The Mary trial was the central single constitutional question for Burghley. Mary was a foreign anointed queen; she was the cousin of the English queen; she was the senior Catholic claimant to the English throne; and the precedent of trying her on a treason charge under English law was unprecedented and constitutionally radical. Burghley personally drafted the constitutional case for the trial in a memorandum to Elizabeth on the twenty-fourth of September 1586, persuaded Elizabeth (who hesitated until October) to convene the special commission, and on the fourteenth of October 1586 conducted the formal opening of the Mary trial in the great hall of Fotheringhay Castle in Northamptonshire (the Crown-owned Edward-of-York castle that had been Mary's confinement-residence since the previous month). The commission of forty-six peers and Privy Counsellors heard the Phelippes decryptions of the Mary-to-Babington correspondence and convicted Mary on the twenty-fifth of October 1586.
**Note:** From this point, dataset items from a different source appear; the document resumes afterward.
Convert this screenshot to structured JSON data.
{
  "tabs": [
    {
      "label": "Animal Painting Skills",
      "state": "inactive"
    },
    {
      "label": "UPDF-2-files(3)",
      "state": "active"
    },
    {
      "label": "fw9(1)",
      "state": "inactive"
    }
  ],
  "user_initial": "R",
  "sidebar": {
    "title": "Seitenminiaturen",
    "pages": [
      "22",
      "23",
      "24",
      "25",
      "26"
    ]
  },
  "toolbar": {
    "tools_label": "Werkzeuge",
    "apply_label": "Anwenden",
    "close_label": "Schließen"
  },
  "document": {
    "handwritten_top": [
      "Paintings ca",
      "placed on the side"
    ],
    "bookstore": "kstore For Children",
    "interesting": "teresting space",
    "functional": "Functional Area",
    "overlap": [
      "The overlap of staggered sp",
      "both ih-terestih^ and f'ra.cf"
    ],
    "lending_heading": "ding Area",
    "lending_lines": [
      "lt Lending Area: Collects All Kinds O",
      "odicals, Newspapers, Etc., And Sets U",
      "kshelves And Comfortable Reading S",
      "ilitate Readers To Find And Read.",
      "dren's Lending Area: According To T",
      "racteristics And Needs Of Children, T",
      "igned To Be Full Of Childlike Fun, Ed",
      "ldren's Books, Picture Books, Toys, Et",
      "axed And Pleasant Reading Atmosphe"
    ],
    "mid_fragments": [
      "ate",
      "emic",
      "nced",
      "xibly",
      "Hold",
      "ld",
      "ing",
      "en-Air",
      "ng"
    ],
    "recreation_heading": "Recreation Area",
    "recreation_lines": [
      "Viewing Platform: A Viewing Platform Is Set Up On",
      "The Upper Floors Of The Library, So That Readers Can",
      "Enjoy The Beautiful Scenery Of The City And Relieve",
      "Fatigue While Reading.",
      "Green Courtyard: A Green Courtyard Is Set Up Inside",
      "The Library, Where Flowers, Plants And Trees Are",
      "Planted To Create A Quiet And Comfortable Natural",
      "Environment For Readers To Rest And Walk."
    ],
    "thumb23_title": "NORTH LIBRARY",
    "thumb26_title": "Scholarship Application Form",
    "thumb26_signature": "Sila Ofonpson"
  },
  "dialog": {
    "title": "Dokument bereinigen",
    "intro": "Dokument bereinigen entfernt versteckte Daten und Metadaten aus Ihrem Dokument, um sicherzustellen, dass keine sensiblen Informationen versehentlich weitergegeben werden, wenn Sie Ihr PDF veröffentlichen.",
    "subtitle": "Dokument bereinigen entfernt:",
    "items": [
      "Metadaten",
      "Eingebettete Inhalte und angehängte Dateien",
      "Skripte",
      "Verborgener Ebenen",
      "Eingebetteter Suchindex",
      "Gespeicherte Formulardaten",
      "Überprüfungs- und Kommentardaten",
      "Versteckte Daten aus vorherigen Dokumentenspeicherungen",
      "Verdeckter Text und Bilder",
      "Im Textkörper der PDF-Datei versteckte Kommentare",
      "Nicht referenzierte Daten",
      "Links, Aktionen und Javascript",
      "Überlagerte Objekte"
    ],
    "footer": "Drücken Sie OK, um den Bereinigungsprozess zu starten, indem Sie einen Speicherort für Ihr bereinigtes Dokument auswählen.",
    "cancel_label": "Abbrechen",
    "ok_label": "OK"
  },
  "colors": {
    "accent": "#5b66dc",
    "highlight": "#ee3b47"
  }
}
Mary was executed in the great hall at Fotheringhay on the morning of the eighth of February 1587 (the warrant signed by Elizabeth on the first of February and despatched by Burghley to the Fotheringhay commission against Elizabeth's last-minute hesitation; the famous Davison-episode in which the Privy Council acted in advance of Elizabeth's final confirmation). The execution closed the Mary problem permanently. The Spanish Armada was launched the next year on the strength of the Mary execution as the casus belli, was defeated in August 1588 by the combined Anglo-Dutch fleet under Charles Howard, and the Elizabethan Protestant settlement was secured on the strength of Burghley's careful constitutional management. The Cecil name in modern English constitutional history carries the weight of the eighteen-month Babington operation and the morning at Fotheringhay.